2. Neben einem bereits anhängigen Antrag auf Untersagung der Verwendung von Personalfragebögen ohne Zustimmung des örtlichen Betriebsrates fehlt für ein weiteres Verfahren auf Feststellung eines entsprechenden Mitbestimmungsrechts das nach § 256 Abs. 1 ZPO erforderliche Rechtsschutzinteresse.


Landesarbeitsgericht Berlin-Brandenburg Beschluss

6 TaBV 88/09

Verkündet am 8. Mai 2009

In dem Beschlussverfahren

hat das Landesarbeitsgericht Berlin-Brandenburg, Kammer 6, auf die Anhörung vom 08. Mai 2009 durch den Vorsitzenden Richter am Landesarbeitsgericht C. sowie die ehrenamtlichen Richter B. und A.

beschlossen:

Tenor:

1. Die Beschwerde des Betriebsrates gegen den Beschluss des Arbeitsgerichtes Berlin vom 27. November 2008 - 42 BV 14729/08 - wird zurückgewiesen.

2. Die Rechtsbeschwerde wird nicht zugelassen.

Gründe:

1. Der Antragsteller ist der Betriebsrat in einem seit dem 25. Juli 2008 im Wege des Betriebsübergangs auf die Arbeitgeberin übergegangenen Betrieb.

In einem am 19. August 2008 beim Arbeitsgericht Berlin zum Aktenzeichen 41 BV 13752/08 anhängig gemachten Verfahren nimmt er die Arbeitgeberin auf Unterlassung in Anspruch, Personalfragebögen und schriftliche Arbeitsverträge mit persönlichen Angaben zu verwenden, denen er nicht zugestimmt hat bzw. zu denen seine Zustimmung nicht durch den Spruch einer Einigungsstelle ersetzt worden ist. Darüber hinaus will der Antragsteller im vorliegenden, am 08. September 2008 anhängig gemachten Verfahren festgestellt wissen, dass die Verwendung von Personalfragebögen und persönlichen Angaben in schriftlichen Arbeitsverträgen seiner Mitbestimmung unterliegt.

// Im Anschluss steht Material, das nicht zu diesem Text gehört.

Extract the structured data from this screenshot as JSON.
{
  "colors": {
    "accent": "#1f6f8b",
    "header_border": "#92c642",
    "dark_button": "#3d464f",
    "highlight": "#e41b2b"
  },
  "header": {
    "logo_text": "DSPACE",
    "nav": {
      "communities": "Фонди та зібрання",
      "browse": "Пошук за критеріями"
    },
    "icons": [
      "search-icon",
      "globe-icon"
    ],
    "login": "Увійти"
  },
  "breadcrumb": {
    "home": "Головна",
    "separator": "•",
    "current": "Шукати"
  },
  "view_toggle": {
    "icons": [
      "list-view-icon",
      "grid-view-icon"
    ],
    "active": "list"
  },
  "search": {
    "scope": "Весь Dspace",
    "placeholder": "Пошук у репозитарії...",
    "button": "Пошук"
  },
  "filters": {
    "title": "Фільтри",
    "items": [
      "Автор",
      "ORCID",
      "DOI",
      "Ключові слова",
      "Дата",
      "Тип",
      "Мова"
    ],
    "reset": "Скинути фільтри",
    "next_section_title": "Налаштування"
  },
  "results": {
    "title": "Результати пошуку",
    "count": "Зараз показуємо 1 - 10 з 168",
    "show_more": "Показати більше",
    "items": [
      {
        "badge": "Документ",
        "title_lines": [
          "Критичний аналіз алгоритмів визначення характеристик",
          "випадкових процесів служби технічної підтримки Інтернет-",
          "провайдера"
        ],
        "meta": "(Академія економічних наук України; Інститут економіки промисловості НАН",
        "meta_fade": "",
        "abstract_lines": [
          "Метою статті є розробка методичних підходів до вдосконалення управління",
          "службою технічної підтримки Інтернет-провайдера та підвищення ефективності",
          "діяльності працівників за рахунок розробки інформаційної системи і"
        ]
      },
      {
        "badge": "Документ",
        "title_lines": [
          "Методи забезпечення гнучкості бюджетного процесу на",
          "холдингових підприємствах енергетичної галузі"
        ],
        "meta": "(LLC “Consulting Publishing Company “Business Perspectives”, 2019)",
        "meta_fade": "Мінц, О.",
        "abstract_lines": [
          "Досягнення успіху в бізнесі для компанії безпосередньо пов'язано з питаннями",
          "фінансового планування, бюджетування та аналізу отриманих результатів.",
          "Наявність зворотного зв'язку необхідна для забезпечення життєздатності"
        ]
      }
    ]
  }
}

Auf entsprechende Rüge der Arbeitgeberin führte der Vorsitzende des Antragstellers in dessen Sitzung vom 16. Oktober 2008 zwei einstimmig gefasste Beschlüsse über die "Klage" und seine anwaltliche Vertretung herbei, wie im Auszug aus dem Sitzungsprotokoll Nr. 22/08 (Ablichtung Bl. 29-31 d. A.) niedergelegt.

Das Arbeitsgericht Berlin hat den Antrag mit der Begründung zurückgewiesen, die Anrufung des Gerichts beruhe nicht auf einem Beschluss des Antragstellers, der eine Genehmigung des bereits eingeleiteten Beschlussverfahrens erkennen lasse. Sowohl die Tagesordnungspunkte im Sitzungsprotokoll als auch die schließlich gefassten Beschlüsse sähen nur die Einleitung eines künftigen Verfahrens und die entsprechende Beauftragung eines Verfahrensbevollmächtigten vor.

Gegen diesen ihm am 19. Dezember 2008 zugestellten Beschluss richtet sich die am 09. Januar 2009 eingelegte und am 17. Februar 2009 begründete Beschwerde des Antragstellers. Er tritt der Ansicht des Arbeitsgerichts mit Rechtsausführungen entgegen und verweist auf einen vorsorglich am 06. April 2009 gefassten weiteren Beschluss über eine Genehmigung der Weiterführung des vorliegenden Verfahrens.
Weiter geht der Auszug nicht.